¹Quality Wheat Cooperative Research Centre Ltd., Locked Bag 1345, North Ryde, NSW 1670, Australia. ²Department of Mechanical and Mechatronic Engineering, University of Sydney, NSW 2006, Australia. ³CSIRO Plant Industry, Grain Quality Research Laboratory, PO Box 7 North Ryde, NSW 1670, Australia. ⁴School of Applied Sciences, University of Wolverhampton, Wulfruna St., Wolverhampton WV1 1SB, UK. ⁵CSIRO Plant Industry, GPO Box 1600 Canberra, ACT 2601, Australia. Corresponding author: Phone (Sydney Office): +61 2 9490 8437. Fax: +61 2 9490 8419. E-mail: F.Bekes@pi.csiro.au

The high molecular weight glutenin subunits (HMW-GS) play an important role in governing the functional properties of wheat dough.

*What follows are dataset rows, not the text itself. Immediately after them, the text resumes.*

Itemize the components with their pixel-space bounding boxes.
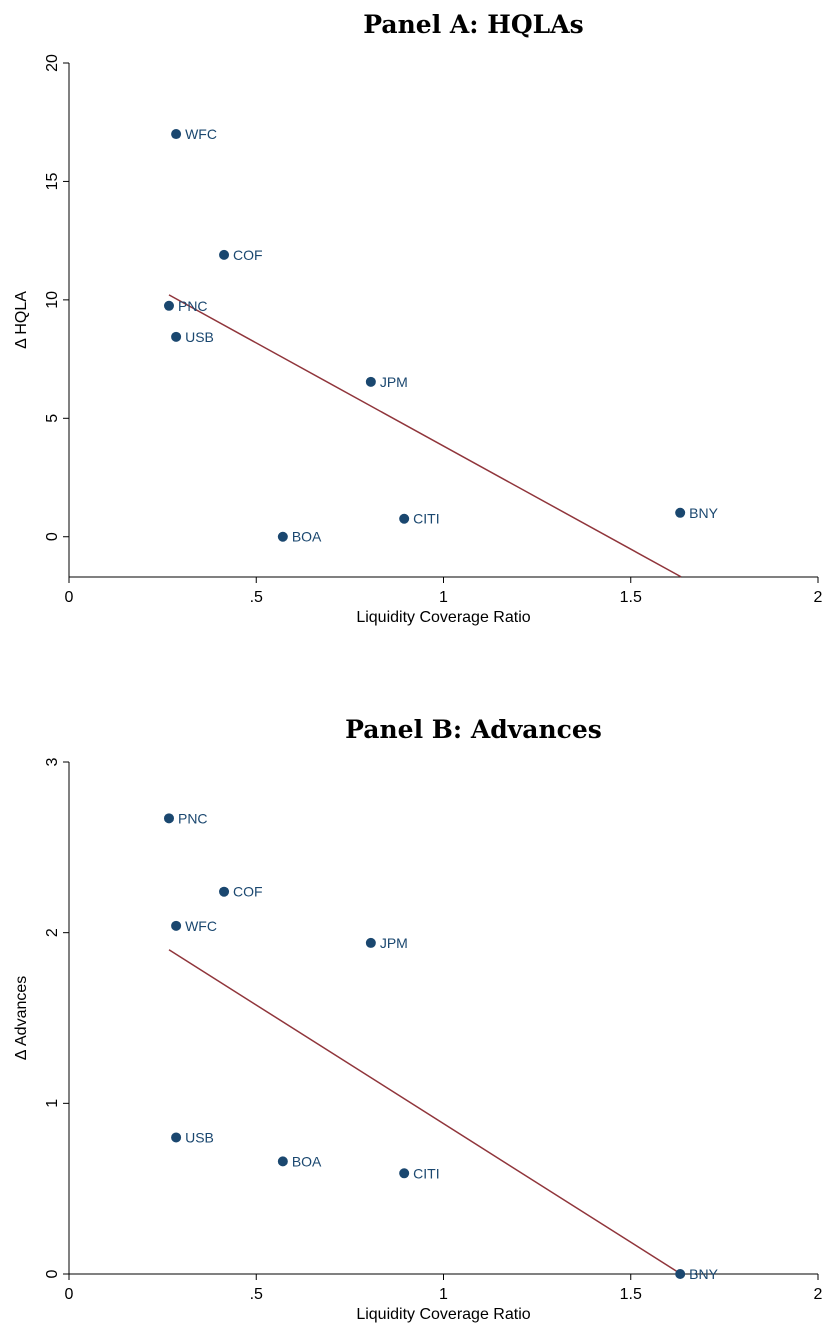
- y-tick-label: 10: [44, 291, 61, 309]
- point-label: WFC: [185, 126, 217, 142]
- point: [171, 920, 182, 931]
- point-label: COF: [233, 884, 263, 900]
- point-label: CITI: [413, 511, 439, 527]
- point-label: JPM: [380, 374, 408, 390]
- point: [277, 531, 288, 542]
- x-tick-label: 2: [814, 1286, 823, 1303]
- fit-line: [168, 294, 682, 578]
- point-label: PNC: [178, 810, 208, 826]
- x-tick-label: .5: [250, 1286, 263, 1303]
- point: [171, 1132, 182, 1143]
- x-tick-label: 0: [65, 1286, 74, 1303]
- x-tick-label: .5: [250, 589, 263, 606]
- fit-line: [168, 949, 682, 1275]
- point: [365, 937, 376, 948]
- y-tick-label: 5: [44, 414, 61, 423]
- y-tick-label: 20: [44, 54, 61, 72]
- point: [163, 300, 174, 311]
- point-label: USB: [185, 329, 214, 345]
- point: [399, 1168, 410, 1179]
- point-label: BOA: [292, 1153, 322, 1169]
- point-label: BNY: [689, 1266, 718, 1282]
- point: [171, 331, 182, 342]
- y-tick-label: 0: [44, 532, 61, 541]
- point-label: COF: [233, 247, 263, 263]
- point-label: WFC: [185, 918, 217, 934]
- x-tick-label: 0: [65, 589, 74, 606]
- chart-title: Panel A: HQLAs: [363, 10, 583, 39]
- point: [219, 886, 230, 897]
- x-tick-label: 1: [439, 589, 448, 606]
- point-label: BNY: [689, 505, 718, 521]
- point: [277, 1156, 288, 1167]
- x-axis-label: Liquidity Coverage Ratio: [356, 1306, 530, 1323]
- point: [675, 1269, 686, 1279]
- y-tick-label: 15: [44, 172, 61, 190]
- point-label: PNC: [178, 298, 208, 314]
- y-tick-label: 3: [44, 757, 61, 766]
- point: [171, 129, 182, 140]
- y-tick-label: 1: [44, 1099, 61, 1108]
- y-tick-label: 0: [44, 1269, 61, 1278]
- x-tick-label: 1.5: [620, 589, 642, 606]
- point-label: BOA: [292, 529, 322, 545]
- point: [365, 376, 376, 387]
- point: [163, 813, 174, 824]
- point: [675, 507, 686, 518]
- point: [399, 513, 410, 524]
- x-tick-label: 1.5: [620, 1286, 642, 1303]
- x-tick-label: 1: [439, 1286, 448, 1303]
- y-axis-label: Δ Advances: [13, 976, 30, 1061]
- chart-title: Panel B: Advances: [345, 715, 602, 744]
- point: [219, 249, 230, 260]
- y-axis-label: Δ HQLA: [13, 291, 30, 349]
- y-tick-label: 2: [44, 928, 61, 937]
- x-tick-label: 2: [814, 589, 823, 606]
- point-label: JPM: [380, 935, 408, 951]
- x-axis-label: Liquidity Coverage Ratio: [356, 609, 530, 626]
- point-label: CITI: [413, 1165, 439, 1181]
- point-label: USB: [185, 1129, 214, 1145]
- panel: Panel B: Advances 0 .5 1 1.5 2 0 1 2 3 Liquidity C…: [13, 715, 823, 1323]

To understand the role of HMW-GS in defining the basic and applied rheological parameters and end-use quality of wheat dough, it is essential to conduct a systematic study where the effect of different HMW-GS are determined. This study focuses on the effect of HMW-GS on basic rheological properties. Eight wheat lines derived from cvs. Olympic and Gabo were used in this study. One line contained HMW-GS coded by all three loci, three lines were each null at one of the loci, three lines were null at two of the loci and one line null at all three loci. The flour protein level of all samples was adjusted to a constant 9% by adding starch. In another set of experiments, in addition to the flour protein content being held at 9%, the glutenin-to-gliadin ratio was maintained at 0.62 by adding gliadin. Rheological properties such as elongational, dynamic, and shear viscometric properties were determined. The presence of Glu-D1 subunits (5+10) made a significantly larger contribution to dough properties than those encoded by Glu-B1 (17+18), while subunit 1, encoded by Glu-A1, made the least contribution to functionality. Results also confirmed that HMW-GS contributed to strength and stability of dough.